Astronomy news for the week starting Friday, October 3, 2008.

Night-by-night, the waxing crescent Moon climbs out of western evening twilight, growing fatter and setting ever later as it heads towards first quarter the morning of Tuesday, October 7, after moonset in North America. It thereafter continues to grow in the waxing gibbous phase. As the quarter is approached, the Moon takes on Sagittarius and Jupiter. The night of Sunday the 5th, it will lie to the west of the Archer's "Teapot," while the following night, that of Monday the 6th, it will pass a couple degrees to the south of the giant planet, the pairing making a fine sight. At the end of our week, the Moon invisibly passes Neptune the morning of Friday the 10th.

As bright as it is, Venus remains elusive. Though it passed superior conjunction with the Sun (on the other side of the Sun) early last June, the flatness of the evening ecliptic against the horizon keeps the planet low in the southwest after sunset. The situation will rapidly change as the month rolls on, allowing our nearest neighbor to dominate early evening skies. On the other hand, Venus's brother planet, Mercury, is quite gone from the visible heavens, as it passes inferior conjunction with the Sun on Monday the 6th. The little planet, closest to the Sun, will thence become a morning object as it climbs the dawn sky toward a fine (for Mercury) appearance later in the month.

Until Venus climbs higher, however, Jupiter still claims dominion over the early evening sky. Seen to the south- southwest as the sky darkens, the giant planet (still in Sagittarius north of the Little Milk Dipper) now sets by 11:30 PM Daylight Time. On the other side of the sky, Saturn, in south-central Leo to the southeast of Regulus, slowly becomes visible, rising about an hour before the onset of dawn.

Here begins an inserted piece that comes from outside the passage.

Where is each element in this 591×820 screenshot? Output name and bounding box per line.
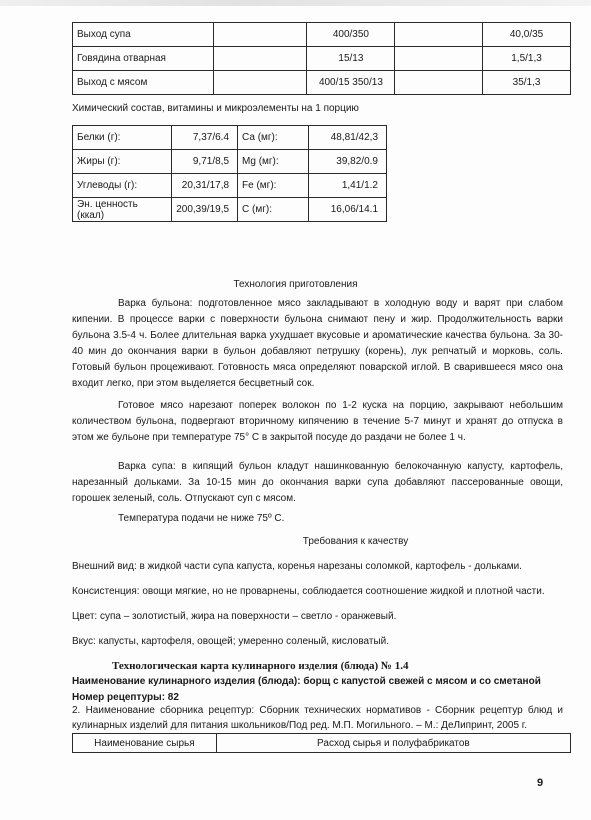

In mid-evening, around 9 PM, look for the cocked-hat shape of Capricornus fairly low to the south. Below it is a dim-bulb of a modern constellation honoring the microscope, not surprisingly called Microscopium, while to the southeast is that announcer of northern autumn, the bright first magnitude star Fomalhaut, in Pisces Austrinus, the Southern Fish. Immediately above Capricornus are the sprawling stars of western Aquarius, the Water Bearer, whose Y-shaped "Water-Jar" straddles the celestial equator. All these, plus Pisces (to the northeast of Aquarius), fill in the sky's "wet quarter."